A recent industry article posed a critical question for credit union boards: Is your CEO built for the next credit cycle? The author rightly pointed out that leadership capability shows up under stress, not in benign conditions. To determine if a CEO is ready for a tightening credit market, the article suggested looking at the decisions they made during the "easy years" of 2021 and 2022. Did they loosen underwriting standards to chase growth, or did they hold the line and build capital buffers?
It is a great question, but evaluating past loan-to-value ratios and net worth margins only tells you what happened. It is a lagging indicator. If you want to know if a CEO is truly equipped for the future, you have to look at why those decisions were made.
A credit union’s balance sheet is not just a financial document; it is a psychological artifact. It is the direct result of the CEO’s underlying risk disposition and emotional intelligence.
To predict how a leader will navigate the next economic shift, boards must move beyond spreadsheets and look at two crucial behavioral indicators.
1. The Risk Factor: Alignment vs. Ability It is tempting to label a CEO who aggressively pushed loans in 2021 as reckless, and one who built capital buffers as wise. But human behavior is more complex than that.

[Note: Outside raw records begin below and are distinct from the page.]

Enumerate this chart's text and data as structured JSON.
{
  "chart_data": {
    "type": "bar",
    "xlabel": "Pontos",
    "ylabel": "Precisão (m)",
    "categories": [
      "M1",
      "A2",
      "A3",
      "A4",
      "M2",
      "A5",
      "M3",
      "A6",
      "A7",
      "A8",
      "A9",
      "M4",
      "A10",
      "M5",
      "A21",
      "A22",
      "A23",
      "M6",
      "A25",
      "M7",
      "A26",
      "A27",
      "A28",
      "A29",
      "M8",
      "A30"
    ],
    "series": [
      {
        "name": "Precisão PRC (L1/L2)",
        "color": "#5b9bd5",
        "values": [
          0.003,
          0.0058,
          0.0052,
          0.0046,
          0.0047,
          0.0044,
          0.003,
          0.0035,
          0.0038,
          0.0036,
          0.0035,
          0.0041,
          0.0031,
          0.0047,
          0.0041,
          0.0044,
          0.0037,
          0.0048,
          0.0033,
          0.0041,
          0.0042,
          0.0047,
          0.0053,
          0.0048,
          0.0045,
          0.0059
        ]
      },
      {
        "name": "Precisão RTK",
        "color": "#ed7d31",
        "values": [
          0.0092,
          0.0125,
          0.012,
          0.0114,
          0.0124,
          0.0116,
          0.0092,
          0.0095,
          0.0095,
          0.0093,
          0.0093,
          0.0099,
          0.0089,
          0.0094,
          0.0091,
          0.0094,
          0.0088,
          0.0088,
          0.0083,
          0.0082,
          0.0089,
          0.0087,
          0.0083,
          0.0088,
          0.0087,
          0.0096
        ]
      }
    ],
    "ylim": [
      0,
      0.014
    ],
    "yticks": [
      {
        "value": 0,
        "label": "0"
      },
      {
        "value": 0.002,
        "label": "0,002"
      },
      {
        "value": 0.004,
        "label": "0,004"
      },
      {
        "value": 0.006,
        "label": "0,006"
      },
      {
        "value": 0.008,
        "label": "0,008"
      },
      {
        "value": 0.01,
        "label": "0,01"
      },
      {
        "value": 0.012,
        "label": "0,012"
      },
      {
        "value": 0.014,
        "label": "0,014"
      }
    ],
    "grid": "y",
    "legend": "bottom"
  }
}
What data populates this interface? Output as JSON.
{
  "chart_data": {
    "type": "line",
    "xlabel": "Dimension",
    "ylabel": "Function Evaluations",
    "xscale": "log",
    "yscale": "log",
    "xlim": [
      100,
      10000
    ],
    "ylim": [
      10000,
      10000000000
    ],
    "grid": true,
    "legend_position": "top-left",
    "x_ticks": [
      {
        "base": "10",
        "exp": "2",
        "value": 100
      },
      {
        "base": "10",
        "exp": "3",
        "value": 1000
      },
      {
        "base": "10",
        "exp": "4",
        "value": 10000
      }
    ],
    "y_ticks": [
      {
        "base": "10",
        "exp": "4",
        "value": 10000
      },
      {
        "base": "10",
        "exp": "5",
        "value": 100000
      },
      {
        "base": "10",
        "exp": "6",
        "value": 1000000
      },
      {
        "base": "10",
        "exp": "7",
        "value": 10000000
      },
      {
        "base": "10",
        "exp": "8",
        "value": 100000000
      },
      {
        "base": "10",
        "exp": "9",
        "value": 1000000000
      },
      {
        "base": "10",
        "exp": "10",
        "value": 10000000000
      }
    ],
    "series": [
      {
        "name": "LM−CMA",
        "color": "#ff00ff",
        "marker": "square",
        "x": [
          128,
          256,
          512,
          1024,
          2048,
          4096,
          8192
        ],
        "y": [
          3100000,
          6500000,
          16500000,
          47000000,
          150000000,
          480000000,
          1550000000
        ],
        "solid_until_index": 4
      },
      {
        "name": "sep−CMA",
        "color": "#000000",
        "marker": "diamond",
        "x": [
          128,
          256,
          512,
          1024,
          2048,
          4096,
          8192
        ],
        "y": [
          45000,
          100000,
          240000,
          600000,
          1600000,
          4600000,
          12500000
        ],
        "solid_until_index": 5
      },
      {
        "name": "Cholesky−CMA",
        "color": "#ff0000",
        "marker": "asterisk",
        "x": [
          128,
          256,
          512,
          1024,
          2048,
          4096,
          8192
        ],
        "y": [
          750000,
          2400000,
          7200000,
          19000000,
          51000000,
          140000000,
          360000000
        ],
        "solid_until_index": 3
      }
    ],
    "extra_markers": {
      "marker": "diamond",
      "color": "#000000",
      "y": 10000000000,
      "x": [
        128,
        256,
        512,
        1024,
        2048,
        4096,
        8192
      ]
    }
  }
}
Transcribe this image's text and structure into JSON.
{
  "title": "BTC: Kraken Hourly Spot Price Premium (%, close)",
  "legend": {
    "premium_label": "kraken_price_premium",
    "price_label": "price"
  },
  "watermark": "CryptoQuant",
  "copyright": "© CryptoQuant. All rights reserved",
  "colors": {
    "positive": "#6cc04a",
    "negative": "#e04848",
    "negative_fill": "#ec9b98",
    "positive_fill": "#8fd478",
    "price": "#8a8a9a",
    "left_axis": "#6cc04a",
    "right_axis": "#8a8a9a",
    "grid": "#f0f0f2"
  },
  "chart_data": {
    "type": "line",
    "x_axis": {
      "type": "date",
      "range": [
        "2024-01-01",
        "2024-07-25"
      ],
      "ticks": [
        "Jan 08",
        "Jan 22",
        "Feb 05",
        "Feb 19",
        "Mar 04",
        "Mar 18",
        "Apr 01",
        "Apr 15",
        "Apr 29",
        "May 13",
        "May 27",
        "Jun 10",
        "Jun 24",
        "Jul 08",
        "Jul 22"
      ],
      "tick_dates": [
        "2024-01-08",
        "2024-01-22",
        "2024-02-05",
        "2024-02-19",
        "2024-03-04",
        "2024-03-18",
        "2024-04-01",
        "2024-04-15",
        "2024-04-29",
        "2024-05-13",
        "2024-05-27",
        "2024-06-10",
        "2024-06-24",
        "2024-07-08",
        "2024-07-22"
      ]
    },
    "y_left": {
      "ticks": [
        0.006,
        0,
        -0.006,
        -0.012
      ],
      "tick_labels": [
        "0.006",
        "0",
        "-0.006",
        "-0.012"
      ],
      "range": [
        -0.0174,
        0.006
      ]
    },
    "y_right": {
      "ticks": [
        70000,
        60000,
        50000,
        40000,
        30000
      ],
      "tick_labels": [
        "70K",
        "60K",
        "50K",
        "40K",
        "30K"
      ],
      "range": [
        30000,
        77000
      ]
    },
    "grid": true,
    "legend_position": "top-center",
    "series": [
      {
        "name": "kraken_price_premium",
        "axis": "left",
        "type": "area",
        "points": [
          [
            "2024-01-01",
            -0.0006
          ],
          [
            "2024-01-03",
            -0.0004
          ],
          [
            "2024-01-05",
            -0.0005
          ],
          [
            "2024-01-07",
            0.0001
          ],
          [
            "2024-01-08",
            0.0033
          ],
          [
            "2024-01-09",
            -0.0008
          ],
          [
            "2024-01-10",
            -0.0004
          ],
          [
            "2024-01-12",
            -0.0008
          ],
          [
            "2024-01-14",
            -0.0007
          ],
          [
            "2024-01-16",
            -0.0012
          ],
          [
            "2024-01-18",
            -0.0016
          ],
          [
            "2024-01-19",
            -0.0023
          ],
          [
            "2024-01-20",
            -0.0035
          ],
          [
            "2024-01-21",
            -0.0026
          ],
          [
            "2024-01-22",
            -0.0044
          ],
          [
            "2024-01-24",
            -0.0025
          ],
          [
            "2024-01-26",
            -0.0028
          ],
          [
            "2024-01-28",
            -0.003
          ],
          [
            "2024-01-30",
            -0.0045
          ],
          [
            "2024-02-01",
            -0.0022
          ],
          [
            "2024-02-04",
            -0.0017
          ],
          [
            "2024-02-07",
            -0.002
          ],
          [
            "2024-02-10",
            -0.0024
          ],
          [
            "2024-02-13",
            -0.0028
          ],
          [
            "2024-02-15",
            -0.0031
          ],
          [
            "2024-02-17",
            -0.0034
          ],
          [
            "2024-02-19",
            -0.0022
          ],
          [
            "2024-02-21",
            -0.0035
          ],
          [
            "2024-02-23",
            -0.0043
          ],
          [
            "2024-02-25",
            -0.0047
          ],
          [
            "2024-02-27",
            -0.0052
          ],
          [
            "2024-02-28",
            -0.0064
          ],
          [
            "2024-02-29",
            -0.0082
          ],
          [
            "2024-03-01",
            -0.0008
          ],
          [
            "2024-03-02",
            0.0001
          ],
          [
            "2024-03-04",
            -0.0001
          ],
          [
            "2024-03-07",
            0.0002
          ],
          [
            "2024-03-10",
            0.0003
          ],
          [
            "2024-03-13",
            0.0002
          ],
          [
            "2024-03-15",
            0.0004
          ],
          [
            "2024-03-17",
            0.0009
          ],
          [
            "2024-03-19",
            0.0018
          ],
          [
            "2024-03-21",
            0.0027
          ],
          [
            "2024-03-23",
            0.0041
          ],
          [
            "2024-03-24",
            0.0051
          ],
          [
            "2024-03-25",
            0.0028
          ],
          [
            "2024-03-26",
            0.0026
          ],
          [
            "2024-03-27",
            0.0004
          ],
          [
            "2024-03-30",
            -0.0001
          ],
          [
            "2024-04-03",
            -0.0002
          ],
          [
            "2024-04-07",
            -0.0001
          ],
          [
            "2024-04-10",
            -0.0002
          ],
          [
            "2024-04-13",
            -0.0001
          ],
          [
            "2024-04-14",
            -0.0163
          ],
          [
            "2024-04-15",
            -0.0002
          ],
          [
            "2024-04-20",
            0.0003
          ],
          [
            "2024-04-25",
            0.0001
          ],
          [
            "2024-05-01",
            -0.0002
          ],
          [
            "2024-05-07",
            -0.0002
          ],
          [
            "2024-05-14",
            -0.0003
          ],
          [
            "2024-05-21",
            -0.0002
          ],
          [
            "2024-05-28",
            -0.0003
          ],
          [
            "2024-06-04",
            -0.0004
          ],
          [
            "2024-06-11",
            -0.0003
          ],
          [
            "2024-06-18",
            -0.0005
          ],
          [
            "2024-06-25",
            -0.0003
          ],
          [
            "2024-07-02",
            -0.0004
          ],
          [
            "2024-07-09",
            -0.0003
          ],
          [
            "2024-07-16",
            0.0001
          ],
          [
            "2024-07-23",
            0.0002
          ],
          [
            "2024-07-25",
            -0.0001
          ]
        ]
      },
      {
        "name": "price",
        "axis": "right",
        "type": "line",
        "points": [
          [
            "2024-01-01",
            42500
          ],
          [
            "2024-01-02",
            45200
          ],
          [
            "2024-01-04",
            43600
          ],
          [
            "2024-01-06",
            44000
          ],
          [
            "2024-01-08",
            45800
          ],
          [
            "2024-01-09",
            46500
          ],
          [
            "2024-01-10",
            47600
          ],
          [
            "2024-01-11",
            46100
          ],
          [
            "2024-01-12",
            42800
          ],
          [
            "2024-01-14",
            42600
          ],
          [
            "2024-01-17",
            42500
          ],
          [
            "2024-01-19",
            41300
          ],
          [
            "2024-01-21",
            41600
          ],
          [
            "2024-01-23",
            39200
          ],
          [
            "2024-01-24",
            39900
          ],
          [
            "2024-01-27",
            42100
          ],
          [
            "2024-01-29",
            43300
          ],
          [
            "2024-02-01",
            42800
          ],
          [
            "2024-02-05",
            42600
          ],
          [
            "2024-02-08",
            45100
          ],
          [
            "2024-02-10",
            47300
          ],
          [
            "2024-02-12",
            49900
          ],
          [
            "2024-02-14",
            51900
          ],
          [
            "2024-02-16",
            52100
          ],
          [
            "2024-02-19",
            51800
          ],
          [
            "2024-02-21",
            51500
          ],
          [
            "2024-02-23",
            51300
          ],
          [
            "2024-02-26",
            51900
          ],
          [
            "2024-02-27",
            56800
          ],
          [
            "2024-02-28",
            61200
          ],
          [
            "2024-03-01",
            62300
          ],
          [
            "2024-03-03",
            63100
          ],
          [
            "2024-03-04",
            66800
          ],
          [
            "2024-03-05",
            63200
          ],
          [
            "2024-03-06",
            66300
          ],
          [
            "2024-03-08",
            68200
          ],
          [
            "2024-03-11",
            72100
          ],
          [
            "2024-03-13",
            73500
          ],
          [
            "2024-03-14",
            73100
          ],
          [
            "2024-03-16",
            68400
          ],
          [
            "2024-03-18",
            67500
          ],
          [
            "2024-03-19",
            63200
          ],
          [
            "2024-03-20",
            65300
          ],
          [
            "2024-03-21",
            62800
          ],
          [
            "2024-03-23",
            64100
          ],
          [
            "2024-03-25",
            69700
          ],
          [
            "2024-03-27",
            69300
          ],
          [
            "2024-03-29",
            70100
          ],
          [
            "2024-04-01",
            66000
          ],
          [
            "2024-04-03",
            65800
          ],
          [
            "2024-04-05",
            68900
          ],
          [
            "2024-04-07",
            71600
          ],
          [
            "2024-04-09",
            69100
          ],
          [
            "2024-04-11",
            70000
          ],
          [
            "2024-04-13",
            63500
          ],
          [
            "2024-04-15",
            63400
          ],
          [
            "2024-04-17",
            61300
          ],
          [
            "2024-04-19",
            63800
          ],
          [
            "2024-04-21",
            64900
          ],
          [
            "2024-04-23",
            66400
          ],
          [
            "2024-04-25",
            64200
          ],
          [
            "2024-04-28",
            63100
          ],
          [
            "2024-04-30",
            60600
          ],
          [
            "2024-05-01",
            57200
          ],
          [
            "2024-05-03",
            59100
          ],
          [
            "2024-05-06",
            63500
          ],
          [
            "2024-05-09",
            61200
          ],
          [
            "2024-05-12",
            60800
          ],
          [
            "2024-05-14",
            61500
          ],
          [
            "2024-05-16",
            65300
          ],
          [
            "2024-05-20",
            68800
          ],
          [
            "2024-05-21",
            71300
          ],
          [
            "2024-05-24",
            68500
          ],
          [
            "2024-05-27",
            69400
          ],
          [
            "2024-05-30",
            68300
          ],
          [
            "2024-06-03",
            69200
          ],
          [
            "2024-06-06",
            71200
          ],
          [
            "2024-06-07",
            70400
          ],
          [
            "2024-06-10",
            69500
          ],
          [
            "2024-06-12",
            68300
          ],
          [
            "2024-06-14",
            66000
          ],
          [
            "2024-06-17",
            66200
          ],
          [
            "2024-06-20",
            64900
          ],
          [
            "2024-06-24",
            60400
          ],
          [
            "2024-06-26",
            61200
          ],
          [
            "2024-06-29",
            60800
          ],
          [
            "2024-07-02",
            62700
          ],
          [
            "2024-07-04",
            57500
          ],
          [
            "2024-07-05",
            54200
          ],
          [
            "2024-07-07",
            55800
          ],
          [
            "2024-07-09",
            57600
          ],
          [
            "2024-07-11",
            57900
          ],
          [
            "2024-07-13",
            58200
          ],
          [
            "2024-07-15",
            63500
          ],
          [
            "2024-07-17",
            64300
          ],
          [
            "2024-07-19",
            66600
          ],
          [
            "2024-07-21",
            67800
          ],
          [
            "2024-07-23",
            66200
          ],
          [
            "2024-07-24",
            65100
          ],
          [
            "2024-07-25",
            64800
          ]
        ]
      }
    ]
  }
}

Using the Risk Type Compass framework, we know that every leader has a natural, neurological bias toward risk.
- The Adventurous CEO is wired to see opportunity. In a low-rate, high-growth environment, their natural disposition is highly rewarded. But when the environment shifts to a contraction, their natural impulse to keep accelerating becomes a liability.
- The Wary or Prudent CEO is wired to see the downside. In a booming economy, their caution might unnecessarily starve the credit union of growth. But in a tightening credit cycle, that same caution makes them look like an operational genius.
Success is not about having the "perfect" risk type. It is about alignment. A CEO succeeds when their natural risk disposition matches the current economic environment. The danger for a board isn't having an aggressive or cautious CEO; the danger is having a CEO who lacks the self-awareness to know when their natural bias no longer fits the economic reality.
2. The EQ Factor: The Bridge Between Cycles The true test of a CEO is not how they act when the environment matches their personality. The test is how they behave when the economic cycle turns against their natural instincts. Can the Adventurous CEO pump the brakes? Can the Prudent CEO seize a rare market opportunity?
This requires high Emotional Intelligence. When we evaluate leaders using the EQ-i 2.0 model, we look specifically at two traits that determine survival during a market shift:
- Reality Testing: Is the CEO objective enough to see that the easy-money days are over? Leaders with low Reality Testing fall into the sunk-cost trap, defending their past strategies even when the data proves they are failing. Leaders with high Reality Testing see the market exactly as it is, without ego, and adjust accordingly.
- Flexibility: When early warning signs appear—like rising 30-day delinquencies or increased credit line utilization—can the CEO change their mind? An emotionally intelligent leader solicits feedback, builds consensus with the board, and delivers bad news promptly so the institution can adjust its strategy. A rigid leader hides the data to protect their image.
The Real Test for the Board
The original article noted that some CEOs who thrive during an economic expansion simply cannot make the shift to defense during a contraction. The skill sets and temperament are different.
If your board is trying to evaluate whether your CEO is ready for the road ahead, don't just look at the capital buffer they built three years ago. Look at how they handle objective reality today. A sustainable, resilient credit union is not built by a leader who predicts the future perfectly. It is built by a leader with the emotional intelligence to adapt when the future changes.